How Authentication Works

TIES is a network of federated document servers.  TIES participants are affiliated with one and only one authentication server.  That server is the TIES node for that participant’s Organization.  As seen in Figure 1 authentication to the TIES network is a two step process. First the authenticating organization is determined and second the user authenticates to that organization.  The result is a “credential” that unambiguously identifies the user during her TIES session.

 

How Authorization and Access Control Works

TIES Researchers work in the context of a Research Study or “Protocol”.   Each network Document Provider must explicitly choose to participate in a given Study.  Figure 2 shows how Study based authorization works in TIES.

Technical Documentation for Security layer

Globus Web Services Resource Framework – This is the key “GRID” technology underlying TIES.  Web Services provide stateful access to “resources” which may be files, databases, or computational components.   Globus® Toolkit is a fundamental enabling technology for the “Grid,” letting people share computing power, databases, and other tools securely online across corporate, institutional, and geographic boundaries without sacrificing local autonomy. The toolkit includes software services and libraries for resource monitoring, discovery, and management, plus security and file management.  TIES is built upon the Java implementation of the Globus Toolkit.

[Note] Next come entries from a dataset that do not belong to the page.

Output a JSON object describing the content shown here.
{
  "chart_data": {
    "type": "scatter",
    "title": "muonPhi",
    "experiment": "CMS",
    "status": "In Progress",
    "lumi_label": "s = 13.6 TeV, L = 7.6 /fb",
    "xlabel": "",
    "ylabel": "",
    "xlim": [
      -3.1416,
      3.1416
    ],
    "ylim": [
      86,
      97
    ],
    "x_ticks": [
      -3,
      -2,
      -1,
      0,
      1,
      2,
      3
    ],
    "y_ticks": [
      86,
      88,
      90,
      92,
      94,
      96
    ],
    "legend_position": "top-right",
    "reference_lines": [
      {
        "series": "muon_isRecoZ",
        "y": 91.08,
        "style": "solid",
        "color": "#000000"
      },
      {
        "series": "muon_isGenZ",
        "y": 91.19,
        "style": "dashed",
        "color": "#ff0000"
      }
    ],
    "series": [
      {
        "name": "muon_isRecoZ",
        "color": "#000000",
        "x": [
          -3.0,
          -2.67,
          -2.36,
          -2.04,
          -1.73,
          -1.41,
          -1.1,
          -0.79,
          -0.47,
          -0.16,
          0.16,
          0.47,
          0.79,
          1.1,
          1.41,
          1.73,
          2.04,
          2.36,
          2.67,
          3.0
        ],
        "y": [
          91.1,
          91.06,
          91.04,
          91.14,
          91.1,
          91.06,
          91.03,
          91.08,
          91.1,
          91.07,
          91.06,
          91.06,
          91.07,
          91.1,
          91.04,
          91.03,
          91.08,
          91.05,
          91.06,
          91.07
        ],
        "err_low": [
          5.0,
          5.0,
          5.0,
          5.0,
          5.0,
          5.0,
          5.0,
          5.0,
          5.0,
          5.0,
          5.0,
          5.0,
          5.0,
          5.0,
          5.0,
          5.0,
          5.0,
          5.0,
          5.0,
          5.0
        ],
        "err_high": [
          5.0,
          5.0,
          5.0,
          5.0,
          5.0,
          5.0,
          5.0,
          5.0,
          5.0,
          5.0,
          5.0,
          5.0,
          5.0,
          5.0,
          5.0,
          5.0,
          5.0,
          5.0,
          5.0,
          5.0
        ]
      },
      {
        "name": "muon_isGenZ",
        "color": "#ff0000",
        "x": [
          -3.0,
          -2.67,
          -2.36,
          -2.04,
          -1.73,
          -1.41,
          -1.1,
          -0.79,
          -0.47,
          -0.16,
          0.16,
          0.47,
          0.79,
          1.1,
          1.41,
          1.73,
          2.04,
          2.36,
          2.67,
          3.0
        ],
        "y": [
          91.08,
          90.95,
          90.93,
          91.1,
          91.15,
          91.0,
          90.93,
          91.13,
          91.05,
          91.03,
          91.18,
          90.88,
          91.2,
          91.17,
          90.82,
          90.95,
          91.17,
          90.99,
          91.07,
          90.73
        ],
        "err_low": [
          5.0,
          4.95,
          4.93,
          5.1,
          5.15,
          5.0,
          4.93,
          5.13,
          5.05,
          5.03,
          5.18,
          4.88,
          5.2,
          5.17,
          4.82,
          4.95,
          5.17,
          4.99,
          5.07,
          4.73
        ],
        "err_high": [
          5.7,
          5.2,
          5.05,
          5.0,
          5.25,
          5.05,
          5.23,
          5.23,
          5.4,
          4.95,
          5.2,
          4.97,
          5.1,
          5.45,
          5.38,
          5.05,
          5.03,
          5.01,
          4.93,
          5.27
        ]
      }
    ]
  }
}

The Grid Security Infrastructure (GSI), formerly called the Globus Security Infrastructure, is a specification for secret, tamper-proof, delegatable communication between software in agrid computing environment. Secure, authenticatable communication is enabled using asymmetric encryption.   OGSA-DAI, Open Grid Services Infrastructure Data Access and Integration. Provides Grid based access to relational database management systems.  TIES uses this technology to implement some of its middleware on top of Globus.